There are plenty of days when I “don’t feel myself” – that’s a phrase I would often use when I am feeling under the weather. But usually those days are when I am most aware of my body, my health and my priorities. I am closest to myself in the moments when I give myself space to relax. The irony is, I am most conscious of who I am when I recognise that I am not giving my body or mind what it needs.

Today was one of those days. I had been playing catch up since last weekend, when we got home to bed at 4.30am on Monday after living it up in Hong Kong for three nights. I have taken on new students, I had stayed up super late mid-week and I have had to force myself to find time to blog every single day. So I arrived at Friday night and totally conked out.

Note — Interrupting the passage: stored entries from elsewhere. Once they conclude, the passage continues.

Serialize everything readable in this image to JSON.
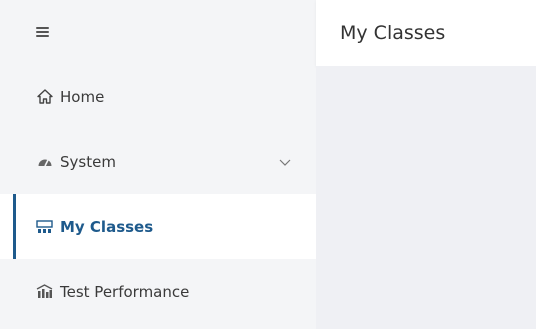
{
  "header": {
    "title": "My Classes"
  },
  "sidebar": {
    "menu_icon": "hamburger-menu-icon",
    "items": [
      {
        "label": "Home",
        "icon": "home-icon"
      },
      {
        "label": "System",
        "icon": "gauge-icon",
        "expand_icon": "chevron-down-icon"
      },
      {
        "label": "My Classes",
        "icon": "classroom-icon",
        "active": true
      },
      {
        "label": "Test Performance",
        "icon": "bar-chart-icon"
      }
    ]
  },
  "colors": {
    "accent": "#1e5a8c",
    "sidebar_bg": "#f4f5f7",
    "content_bg": "#eff0f4",
    "active_bg": "#ffffff"
  }
}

Saturday is my only day off. If there’s something to be done I cannot manage during the week, Saturday’s my time to get that done. Otherwise it waits a week, sometimes two if I’m teaching the coming weekend. So, I had high hopes for today. And an expansive, flowing, metre-long to-do list. That, of course, I did not complete for sheer exhaustion.

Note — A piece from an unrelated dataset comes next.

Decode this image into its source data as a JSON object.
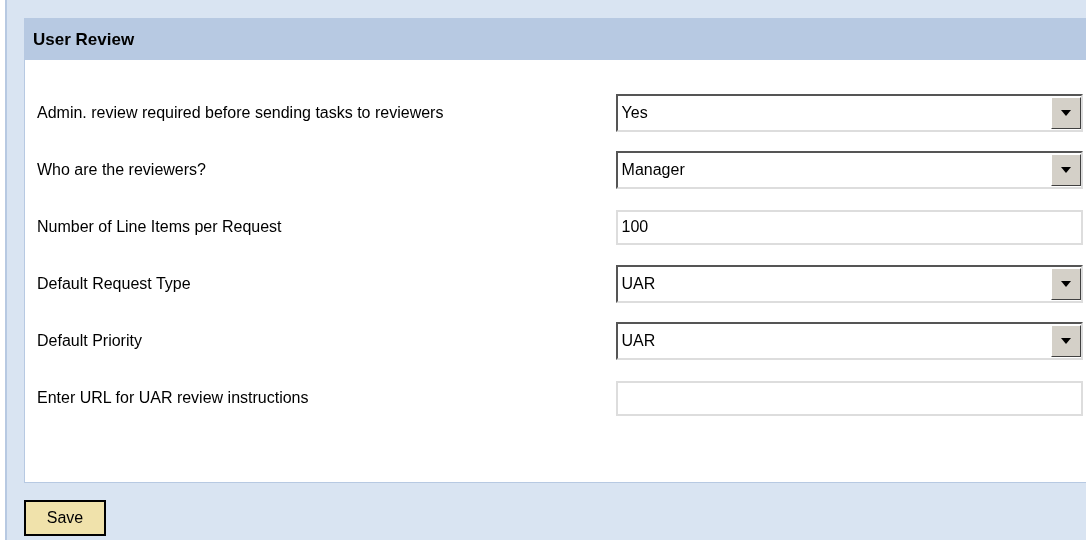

I had plans to meet my boyfriend for lunch and a coffee an indeterminate length of time after I finally climbed out of bed. Although I woke up thirsty and eager for food, I simultaneously did not want to rush. Saturday is treat day. Saturday includes zero percent rushing. I am permitted to: Take. It. Easy.

At around 1.30pm, when I still hadn’t showed up, he messaged me, addressing me by name. And that’s when I realised I didn’t identify with my own name. What was written on my screen did not, at that moment, equal the body whose weight I could feel and whose reflection I saw in the mirror. Not today.

Your perspective shifts, sometimes, when you work 13 days straight and don’t get enough sleep, and some things get unmoored. Even if you’re supposedly writing your feelings every day, for public eyes, you lose sight of the really important things in life. And it takes time to find yourself again.

I thought back to all of the names I have been called throughout my life. My father used to call me Big C (before this took on the sinister association with cancer). My sister chased me around yelling ‘Caca’ as a two year old (which means “poo” in French), and the names my brother calls me change regularly. I grew up as one thing, but that changed when I left home. My university friends didn’t understand the link between the two names until much later. I have many names, now. Some friends know me as my Korean name, some as my Chinese name, and my students call out my surname (when they make the effort to go beyond ‘teacher”, that is).

I am many different things to many different people. But, to myself, I am someone unique, loved and undeterred by public opinion. It is nice to get back in touch with that person, when time allows. It is nice to remember that you’re not the sum of what you do.